As
we
wandered beyond the confines of the souk in Old Damascus, we
came upon the Jabri house, a large Ottoman-style house with
a large courtyard that serves as a restaurant.
This
picture
shows the size of the courtyard, as well as the enormous
arch that marks the entryway to the Jabri House. The
atmosphere is enhanced by vines that are growing on wires
strung across the courtyard, as well as a large fountain in
its center
From
the
Jabri house, we wandered back towards the Omayyad Mosque,
which dates from the early days of Islam, when the Omayyad
(or Umayyads) moved the capital of Islam from Saudi Arabia
to Damascus, where it was heavily influenced by the Persian
culture. This is a picture of the minaret, approaching from
the south. This overcast weather was only about the third
cloudy day in our two months in the Middle East.
Here
is
a picture of the courtyard inside the mosque. From the
picture you get a pretty good idea of the size of the
courtyard as well as the mosque itself. Worship takes place
in the mosque proper, housed in the wing just to the left of
this picture.
A strangely familiar looking pilgrim . . .

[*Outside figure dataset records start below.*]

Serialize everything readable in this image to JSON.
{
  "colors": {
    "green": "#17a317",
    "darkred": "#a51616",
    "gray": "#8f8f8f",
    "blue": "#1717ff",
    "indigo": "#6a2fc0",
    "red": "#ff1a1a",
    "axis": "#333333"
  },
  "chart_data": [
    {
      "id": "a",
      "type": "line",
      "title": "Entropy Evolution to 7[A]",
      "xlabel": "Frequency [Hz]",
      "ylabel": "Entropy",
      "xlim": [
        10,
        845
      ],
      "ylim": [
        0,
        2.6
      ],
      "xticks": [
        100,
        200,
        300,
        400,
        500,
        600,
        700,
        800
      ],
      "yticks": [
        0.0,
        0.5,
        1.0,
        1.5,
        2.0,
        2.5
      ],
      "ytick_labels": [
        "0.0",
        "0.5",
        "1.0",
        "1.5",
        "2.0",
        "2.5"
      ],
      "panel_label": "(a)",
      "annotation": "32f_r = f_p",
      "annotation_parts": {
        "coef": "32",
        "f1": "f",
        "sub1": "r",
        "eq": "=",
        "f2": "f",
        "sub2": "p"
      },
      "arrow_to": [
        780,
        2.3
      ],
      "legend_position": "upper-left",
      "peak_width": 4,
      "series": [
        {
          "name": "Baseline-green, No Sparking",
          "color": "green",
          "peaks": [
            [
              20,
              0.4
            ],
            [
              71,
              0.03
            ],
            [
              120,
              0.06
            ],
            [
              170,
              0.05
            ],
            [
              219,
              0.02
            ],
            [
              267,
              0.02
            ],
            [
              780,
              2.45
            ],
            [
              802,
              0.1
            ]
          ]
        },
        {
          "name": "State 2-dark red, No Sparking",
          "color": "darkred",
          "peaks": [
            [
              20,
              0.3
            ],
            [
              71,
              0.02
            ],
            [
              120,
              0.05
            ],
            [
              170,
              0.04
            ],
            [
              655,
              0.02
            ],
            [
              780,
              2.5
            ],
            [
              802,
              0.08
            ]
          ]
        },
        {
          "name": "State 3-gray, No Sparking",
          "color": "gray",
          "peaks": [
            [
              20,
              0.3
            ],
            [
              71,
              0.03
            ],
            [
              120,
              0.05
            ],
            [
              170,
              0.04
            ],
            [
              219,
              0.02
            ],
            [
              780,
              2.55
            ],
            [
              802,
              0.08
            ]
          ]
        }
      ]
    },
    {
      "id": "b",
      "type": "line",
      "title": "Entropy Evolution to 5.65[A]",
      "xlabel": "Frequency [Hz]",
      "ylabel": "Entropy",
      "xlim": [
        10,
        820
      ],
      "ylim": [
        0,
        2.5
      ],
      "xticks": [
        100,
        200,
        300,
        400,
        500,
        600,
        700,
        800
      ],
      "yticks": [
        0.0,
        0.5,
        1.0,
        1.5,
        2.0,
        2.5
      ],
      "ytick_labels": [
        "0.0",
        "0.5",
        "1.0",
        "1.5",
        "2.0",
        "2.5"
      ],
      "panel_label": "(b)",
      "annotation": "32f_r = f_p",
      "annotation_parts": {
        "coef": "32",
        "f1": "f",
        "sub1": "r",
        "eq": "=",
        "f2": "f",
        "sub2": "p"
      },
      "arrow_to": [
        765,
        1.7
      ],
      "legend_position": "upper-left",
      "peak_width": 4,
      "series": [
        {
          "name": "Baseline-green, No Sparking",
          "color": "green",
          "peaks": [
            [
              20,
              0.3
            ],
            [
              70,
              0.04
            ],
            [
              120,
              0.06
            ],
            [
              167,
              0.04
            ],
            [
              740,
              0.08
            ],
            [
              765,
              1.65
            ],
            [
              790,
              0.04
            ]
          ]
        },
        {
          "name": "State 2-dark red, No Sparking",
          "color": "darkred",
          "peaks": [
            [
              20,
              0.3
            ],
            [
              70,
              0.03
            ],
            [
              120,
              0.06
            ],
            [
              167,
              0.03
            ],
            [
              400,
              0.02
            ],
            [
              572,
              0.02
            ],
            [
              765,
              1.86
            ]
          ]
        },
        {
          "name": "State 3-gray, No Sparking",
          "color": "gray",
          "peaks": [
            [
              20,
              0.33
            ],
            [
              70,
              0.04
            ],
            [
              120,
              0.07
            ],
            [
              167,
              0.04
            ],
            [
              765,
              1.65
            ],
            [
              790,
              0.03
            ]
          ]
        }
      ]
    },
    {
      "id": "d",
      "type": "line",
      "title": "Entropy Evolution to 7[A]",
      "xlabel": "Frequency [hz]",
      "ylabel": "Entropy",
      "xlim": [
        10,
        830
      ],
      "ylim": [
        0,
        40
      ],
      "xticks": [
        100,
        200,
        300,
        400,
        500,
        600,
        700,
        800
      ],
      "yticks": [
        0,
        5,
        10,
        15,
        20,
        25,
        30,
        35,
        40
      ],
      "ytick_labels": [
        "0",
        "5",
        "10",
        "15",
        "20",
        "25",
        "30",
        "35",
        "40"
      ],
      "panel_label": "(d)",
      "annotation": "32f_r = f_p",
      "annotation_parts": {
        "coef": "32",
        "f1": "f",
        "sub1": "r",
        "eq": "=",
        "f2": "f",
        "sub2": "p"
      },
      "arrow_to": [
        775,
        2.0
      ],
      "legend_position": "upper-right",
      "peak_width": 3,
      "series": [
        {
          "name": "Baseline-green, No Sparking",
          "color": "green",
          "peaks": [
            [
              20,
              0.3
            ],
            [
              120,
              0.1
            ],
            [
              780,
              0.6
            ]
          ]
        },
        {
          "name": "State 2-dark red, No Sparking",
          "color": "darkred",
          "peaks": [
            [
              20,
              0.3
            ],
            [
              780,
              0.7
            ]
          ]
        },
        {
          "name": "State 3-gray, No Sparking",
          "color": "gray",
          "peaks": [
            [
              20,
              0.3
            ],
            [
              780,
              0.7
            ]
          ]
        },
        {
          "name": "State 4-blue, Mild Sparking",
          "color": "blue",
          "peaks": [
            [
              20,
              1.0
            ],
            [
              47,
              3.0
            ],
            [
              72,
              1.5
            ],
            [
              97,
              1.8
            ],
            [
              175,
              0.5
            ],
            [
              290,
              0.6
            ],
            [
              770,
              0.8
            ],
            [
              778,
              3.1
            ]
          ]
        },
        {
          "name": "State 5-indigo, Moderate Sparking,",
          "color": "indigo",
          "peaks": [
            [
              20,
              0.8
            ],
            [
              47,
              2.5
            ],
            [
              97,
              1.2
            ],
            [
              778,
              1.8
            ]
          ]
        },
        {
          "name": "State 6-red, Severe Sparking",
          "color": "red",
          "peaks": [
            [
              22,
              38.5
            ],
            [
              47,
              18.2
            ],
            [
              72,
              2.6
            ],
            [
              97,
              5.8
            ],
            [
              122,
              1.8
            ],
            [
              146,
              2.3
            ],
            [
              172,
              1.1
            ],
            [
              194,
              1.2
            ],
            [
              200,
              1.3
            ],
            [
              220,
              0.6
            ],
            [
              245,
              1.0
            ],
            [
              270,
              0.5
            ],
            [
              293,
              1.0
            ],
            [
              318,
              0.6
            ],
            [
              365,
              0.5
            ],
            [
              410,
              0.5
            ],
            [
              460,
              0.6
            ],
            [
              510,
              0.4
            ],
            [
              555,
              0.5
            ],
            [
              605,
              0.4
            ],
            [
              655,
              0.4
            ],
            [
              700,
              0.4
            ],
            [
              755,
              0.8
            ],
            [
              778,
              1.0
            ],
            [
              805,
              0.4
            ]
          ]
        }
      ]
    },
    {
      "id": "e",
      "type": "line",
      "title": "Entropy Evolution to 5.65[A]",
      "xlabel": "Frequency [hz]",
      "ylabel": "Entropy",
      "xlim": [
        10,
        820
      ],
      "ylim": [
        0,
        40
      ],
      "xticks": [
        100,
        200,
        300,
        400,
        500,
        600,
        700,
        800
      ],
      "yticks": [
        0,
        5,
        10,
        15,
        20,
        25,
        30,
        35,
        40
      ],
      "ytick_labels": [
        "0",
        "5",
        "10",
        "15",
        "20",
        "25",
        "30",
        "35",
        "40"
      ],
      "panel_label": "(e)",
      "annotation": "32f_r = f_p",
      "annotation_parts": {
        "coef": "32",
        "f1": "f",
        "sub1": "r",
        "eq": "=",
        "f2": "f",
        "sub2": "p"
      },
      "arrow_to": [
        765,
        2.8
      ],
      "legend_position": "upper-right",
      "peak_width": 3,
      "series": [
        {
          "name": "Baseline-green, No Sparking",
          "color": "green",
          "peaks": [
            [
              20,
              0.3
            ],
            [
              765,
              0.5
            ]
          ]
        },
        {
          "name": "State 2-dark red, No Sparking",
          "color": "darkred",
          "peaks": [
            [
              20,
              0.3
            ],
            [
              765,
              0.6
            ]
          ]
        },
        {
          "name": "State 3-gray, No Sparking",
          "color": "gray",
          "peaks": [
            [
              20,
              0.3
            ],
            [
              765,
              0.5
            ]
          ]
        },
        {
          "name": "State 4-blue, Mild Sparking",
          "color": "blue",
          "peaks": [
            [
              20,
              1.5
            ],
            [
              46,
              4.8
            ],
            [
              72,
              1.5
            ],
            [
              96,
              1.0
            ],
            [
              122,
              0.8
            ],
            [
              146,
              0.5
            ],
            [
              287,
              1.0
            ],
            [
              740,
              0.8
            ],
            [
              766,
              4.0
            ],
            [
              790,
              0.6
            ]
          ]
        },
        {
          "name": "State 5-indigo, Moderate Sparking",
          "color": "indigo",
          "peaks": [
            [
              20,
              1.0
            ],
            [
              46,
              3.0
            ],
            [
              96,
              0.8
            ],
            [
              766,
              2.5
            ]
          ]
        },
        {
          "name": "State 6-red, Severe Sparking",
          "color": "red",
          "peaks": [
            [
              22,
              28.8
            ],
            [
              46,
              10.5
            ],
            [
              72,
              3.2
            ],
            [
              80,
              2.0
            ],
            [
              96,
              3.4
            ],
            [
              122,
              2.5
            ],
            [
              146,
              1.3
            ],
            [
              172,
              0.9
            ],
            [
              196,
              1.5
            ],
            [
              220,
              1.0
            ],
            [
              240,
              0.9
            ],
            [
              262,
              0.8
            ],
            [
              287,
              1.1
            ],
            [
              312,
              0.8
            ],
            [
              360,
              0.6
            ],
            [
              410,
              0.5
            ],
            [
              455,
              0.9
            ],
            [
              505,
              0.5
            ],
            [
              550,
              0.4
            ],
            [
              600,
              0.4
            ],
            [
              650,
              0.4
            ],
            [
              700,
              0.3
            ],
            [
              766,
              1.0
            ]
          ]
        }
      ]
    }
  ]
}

Actually, it's Tracy, modeling the very fashionable clothing
they provide western women visiting the mosque. Quite
fetching, the ensemble is equally at home on the runways of
Milan or the mosques of Syria!
Here
is
a shot of the prayer hall of the mosque. To the left you can
see the worshippers facing the mihrab or the niche in the
wall facing Mecca. The entire space is open, except from the
mihrab and minbar, shown below, as well as several memorial
to religious leaders. It is an open space, covered with
carpets, and illuminated by the large chandeliers shown in
the picture.
Finally,
here is a picture of the "front" of the worship area. The
large structure in the center of the picture is the minbar,
from which the imam gives the Friday service. The entire
front wall is lavishly decorated with Arabic calligraphy and
geometric designs (Islam forbids pictures or "graven
images). Just visible halfway up the minbar is the mihrab,
or niche in the wall that faces Mecca.
Our
last
night we dined in Ottoman splendor at Elisar, a restaurant
tucked amid narrow windy streets at the eastern end of the
Old City. The setting, as you can see, was spectacular
although, unfortunately, the food was not! Our lack of
enthusiasm for the food distressed the staff no end. As a
result, we were "treated" to an endless wave of bland dishes
improperly prepared. Our hopes of cutting our losses were
replaced with a inexorable wave of Middle Eastern
hospitality, and many unpalatable courses later, we escaped!
While their culinary skills may be lacking, we found the
Syrian people to be warm, friendly and, above all,
enthusiastic!
Well, those are the highlights of our
first real trip. Please excuse the mini-history lesson: it's
probably more than you ever wanted to know about a mosque.